Draft National Education Policy, 2019

It is based on the report submitted by K. Kasturirangan Committee. The committee was setup in 2017 by Ministry of Human Resource Development to analyze and examine a humungous volume of suggestions, inputs, reports, and outcome documents that preceded its own efforts and come out with a policy that would stand relevant for atleast 20 years.

Basic features of the draft policy are as follows:

  • Early Childhood Care and Education: The draft Policy recommends developing a two-part curriculum for early childhood care and education. This will consist of: (i) guidelines for up to three-year-old children (for parents and teachers), and (ii) educational framework for three to eight-year-old children. This would be implemented by improving and expanding the anganwadi system and co-locating anganwadis with primary schools.
  • RTE Act, 2009: The coverage of the act would be extended and children between age group 3 to 18 would be covered. To promote age-appropriate learning levels, it recommends to review and if possible to do away with no-detention policy.
  • Curriculum Framework: The current structure of school education must be restructured on the basis of the development needs of students. This would consist of a 5-3-3-4 design comprising: (i) five years of foundational stage (three years of pre-primary school and classes one and two), (ii) three years of preparatory stage (classes three to five), (iii) three years of middle stage (classes six to eight), and (iv) four years of secondary stage (classes nine to 12).
  • School Infrastructure: It recommends doing away with small schools and merging them to create school complexes. It will house all neighboring public schools and conduct classes from pre-primary till class eight.
  • Teacher Management: It recommended for improving quality of teaching, a teacher must be trained and for that a 4 year integrated B.Ed. course would replace the current B.Ed. course. Also a teacher must be stationed in a school complex for atleast 5 to 7 years.
  • Regulatory Body: The Committee noted that the current higher education system has multiple regulators with overlapping mandates. This reduces the autonomy of higher educational institutions and creates an environment of dependency and centralised decision making. Therefore, it proposes setting up the National Higher Education Regulatory Authority (NHERA).
  • Other prominent features include – teaching hinterland students in regional languages, promoting technology in education at all levels, spending atleast 6% of the budget on education etc.
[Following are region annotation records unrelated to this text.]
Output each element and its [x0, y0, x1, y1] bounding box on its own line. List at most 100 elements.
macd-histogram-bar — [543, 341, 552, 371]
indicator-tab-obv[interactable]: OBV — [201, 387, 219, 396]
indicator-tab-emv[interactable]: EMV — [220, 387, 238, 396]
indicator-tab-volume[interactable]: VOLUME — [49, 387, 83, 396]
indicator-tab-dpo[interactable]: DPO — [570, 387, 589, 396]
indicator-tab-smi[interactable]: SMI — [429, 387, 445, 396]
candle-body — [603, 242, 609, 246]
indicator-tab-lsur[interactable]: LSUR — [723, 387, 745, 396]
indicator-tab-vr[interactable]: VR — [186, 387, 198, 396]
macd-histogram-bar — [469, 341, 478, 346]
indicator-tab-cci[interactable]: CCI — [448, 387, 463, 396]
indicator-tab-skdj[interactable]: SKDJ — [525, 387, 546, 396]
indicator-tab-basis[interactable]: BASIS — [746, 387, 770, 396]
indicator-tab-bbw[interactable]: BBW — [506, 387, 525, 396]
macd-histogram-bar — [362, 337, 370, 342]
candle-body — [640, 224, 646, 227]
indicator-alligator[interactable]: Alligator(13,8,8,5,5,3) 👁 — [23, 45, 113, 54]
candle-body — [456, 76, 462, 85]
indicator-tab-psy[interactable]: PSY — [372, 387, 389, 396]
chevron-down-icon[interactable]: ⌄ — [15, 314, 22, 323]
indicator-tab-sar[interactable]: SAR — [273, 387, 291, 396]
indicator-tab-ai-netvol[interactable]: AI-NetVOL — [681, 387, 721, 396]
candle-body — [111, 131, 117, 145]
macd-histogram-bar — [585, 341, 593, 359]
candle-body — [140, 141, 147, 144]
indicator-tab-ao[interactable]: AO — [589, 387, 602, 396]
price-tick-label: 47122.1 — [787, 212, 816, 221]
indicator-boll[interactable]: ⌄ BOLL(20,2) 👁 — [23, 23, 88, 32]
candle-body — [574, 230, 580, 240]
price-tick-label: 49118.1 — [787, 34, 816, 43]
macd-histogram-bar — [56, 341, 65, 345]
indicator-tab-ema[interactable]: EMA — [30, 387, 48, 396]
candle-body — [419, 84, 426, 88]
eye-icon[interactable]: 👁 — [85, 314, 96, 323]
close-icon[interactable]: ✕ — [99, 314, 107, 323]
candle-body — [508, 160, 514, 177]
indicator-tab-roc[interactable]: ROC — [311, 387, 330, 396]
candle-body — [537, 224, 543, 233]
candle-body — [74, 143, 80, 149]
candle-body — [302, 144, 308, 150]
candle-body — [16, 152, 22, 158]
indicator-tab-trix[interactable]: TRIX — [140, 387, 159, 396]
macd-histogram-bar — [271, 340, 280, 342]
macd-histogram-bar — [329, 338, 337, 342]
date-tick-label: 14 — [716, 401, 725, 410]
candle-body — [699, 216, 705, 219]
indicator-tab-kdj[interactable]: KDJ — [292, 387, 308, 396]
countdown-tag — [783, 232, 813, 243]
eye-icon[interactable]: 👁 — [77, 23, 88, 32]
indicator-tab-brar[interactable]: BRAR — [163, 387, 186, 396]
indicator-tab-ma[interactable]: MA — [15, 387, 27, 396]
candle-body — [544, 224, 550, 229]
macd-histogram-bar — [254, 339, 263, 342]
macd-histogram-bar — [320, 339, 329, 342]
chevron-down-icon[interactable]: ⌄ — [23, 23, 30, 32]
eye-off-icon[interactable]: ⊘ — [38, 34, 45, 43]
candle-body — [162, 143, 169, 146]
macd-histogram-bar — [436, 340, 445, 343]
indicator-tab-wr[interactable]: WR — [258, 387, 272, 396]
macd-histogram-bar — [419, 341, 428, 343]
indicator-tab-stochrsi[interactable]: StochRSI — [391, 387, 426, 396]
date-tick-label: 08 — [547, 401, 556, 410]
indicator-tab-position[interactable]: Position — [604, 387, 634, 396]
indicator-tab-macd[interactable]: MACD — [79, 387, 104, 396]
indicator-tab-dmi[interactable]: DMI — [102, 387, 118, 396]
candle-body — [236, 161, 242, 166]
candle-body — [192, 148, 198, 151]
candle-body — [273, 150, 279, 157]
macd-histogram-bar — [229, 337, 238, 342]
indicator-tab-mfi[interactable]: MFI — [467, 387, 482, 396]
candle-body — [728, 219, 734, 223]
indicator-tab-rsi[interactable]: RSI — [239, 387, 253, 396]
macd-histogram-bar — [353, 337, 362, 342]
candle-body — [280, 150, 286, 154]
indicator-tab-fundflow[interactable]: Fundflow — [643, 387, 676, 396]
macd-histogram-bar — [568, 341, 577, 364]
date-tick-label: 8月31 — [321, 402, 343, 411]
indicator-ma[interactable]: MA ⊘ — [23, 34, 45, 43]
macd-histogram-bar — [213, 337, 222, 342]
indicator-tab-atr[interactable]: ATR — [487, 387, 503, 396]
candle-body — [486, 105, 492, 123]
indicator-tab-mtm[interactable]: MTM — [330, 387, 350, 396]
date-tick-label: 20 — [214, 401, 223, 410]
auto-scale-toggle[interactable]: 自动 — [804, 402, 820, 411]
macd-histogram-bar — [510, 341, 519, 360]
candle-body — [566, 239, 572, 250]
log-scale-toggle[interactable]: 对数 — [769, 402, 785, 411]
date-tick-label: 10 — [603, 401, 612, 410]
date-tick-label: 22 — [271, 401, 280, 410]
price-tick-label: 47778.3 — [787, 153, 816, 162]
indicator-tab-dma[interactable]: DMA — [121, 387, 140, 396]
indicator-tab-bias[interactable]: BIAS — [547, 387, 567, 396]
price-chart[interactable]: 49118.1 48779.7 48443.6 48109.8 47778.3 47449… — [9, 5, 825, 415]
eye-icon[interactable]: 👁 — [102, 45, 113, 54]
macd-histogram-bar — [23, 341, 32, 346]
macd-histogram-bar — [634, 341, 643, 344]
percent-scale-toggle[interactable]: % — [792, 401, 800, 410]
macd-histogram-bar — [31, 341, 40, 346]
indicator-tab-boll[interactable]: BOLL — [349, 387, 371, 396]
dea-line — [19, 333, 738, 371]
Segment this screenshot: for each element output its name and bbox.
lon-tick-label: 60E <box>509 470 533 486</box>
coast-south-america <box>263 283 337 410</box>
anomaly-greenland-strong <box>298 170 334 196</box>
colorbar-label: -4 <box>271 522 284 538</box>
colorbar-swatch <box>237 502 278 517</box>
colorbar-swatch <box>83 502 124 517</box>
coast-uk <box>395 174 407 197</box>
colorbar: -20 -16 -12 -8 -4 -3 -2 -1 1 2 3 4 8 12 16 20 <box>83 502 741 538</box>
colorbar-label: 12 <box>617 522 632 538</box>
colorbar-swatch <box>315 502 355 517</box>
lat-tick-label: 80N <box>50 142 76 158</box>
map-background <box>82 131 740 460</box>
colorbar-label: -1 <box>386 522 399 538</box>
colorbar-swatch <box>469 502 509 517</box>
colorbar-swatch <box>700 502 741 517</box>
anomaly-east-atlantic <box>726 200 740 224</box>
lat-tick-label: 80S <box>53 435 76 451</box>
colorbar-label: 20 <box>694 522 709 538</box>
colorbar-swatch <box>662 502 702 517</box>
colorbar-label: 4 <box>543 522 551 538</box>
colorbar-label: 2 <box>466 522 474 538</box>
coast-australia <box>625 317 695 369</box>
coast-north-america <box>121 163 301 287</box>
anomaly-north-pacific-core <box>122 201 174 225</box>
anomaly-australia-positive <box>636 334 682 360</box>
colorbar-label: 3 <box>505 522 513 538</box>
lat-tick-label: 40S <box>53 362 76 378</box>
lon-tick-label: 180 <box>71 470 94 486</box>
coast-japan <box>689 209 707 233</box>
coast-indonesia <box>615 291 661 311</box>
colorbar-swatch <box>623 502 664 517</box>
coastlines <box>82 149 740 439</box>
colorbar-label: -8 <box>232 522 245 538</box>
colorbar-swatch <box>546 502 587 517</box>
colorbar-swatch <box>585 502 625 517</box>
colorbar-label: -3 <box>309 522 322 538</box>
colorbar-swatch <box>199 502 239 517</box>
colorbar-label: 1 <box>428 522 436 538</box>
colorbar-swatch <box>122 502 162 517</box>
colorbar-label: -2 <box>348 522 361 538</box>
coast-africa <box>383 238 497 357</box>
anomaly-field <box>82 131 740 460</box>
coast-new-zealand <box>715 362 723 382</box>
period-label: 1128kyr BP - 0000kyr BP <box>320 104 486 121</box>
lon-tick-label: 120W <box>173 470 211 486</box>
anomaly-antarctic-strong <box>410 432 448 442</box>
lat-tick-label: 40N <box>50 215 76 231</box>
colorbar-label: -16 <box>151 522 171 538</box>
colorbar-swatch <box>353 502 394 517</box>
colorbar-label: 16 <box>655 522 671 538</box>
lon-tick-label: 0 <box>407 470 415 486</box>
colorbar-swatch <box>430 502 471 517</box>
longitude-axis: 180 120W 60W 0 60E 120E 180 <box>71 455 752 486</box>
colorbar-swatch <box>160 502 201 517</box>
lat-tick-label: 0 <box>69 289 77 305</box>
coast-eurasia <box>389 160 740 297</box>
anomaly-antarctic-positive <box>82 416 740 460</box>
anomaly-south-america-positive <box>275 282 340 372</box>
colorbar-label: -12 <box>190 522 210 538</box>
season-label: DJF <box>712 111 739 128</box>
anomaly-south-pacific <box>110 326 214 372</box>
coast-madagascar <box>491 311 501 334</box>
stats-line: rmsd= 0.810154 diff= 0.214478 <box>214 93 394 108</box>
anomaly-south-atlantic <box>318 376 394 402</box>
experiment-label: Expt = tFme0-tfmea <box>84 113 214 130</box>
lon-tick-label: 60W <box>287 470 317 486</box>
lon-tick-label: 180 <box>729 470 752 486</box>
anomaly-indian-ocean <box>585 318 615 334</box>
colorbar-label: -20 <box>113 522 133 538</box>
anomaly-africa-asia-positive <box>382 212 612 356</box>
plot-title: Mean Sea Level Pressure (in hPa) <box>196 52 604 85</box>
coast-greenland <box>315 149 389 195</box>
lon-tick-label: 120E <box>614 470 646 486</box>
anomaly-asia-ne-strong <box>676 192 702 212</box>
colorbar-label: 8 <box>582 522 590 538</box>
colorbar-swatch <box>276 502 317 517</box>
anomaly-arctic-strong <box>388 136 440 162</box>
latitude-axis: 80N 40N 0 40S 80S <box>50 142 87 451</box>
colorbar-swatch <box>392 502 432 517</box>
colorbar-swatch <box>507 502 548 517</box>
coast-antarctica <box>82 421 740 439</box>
Annual Status of Education Report, ASER 2019

  • ASER 2019 survey is conducted in 26 districts across 24 states in India and the findings of the report are released in January, 2020. It is done by a Non-governmental Organisation Pratham since 2005 on annual basis.
  • ASER Report 2019 argues that a focus on cognitive skills rather than subject learning in the early years can make a big difference to basic literacy and numeracy abilities.
  • Tests included sorting images by colour and size, recognising patterns, fitting together a four-piece animal puzzle — as well as simple literacy and numeracy tests.

Outcomes

  • Of those children who could correctly do all three cognitive tasks, 52% could read words, and 63% could solve the addition problem.
  • Only 16% of children in Class 1 in 26 surveyed rural districts can read text at the prescribed level, while almost 40% cannot even recognise letters.
  • Only 41% of these children could recognise two digit numbers.
  • Many Indian parents choose government schools for girls in the age group of 4 to 8 years while they favour private schools for boys.
  • At least 25% of school children in the four-eight age groups do not have age-appropriate cognitive and numeracy skills, making for a massive learning deficit at a very early stage.
  • More than 90% of children in the 4-8 age groups are enrolled in some type of educational institution. This proportion increases with age, from 91.3% of all 4-year-olds to 99.5% of all 8-year-olds in sampled districts.
  • Children from less advantaged homes are disproportionately affected. Although almost half of all 4-year-olds and more than a quarter of all 5-year-olds are enrolled in anganwadis, these children have far lower levels of cognitive skill and foundational ability than their counterparts in private LKG/UKG classes.
  • Overall, 41.7% of children in class I are of the RTE-mandated age.
  • Gender gap in schooling: Parents choose government schools for girl students in the age group of 4 to 8 years while for boys, they prefer private schools – among 4-5-year-old children, 56.8 per cent girls and 50.4 per cent boys are enrolled in government schools or pre-schools, while 43.2 per cent girls and 49.6 per cent boys are enrolled in private pre-schools or schools.

Issues

  • Prominent aspects regarding education of PwDs have been left unaddressed like how would the teachers, who’ll be teaching these kids must be trained or specifying the qualifications needed.
  • Though it emphasizes on enhancing expenditure on education but doesn’t list out ways to do so.
  • The government must overcome the follies by making necessary changes in the policy before it is approved to make it more effective.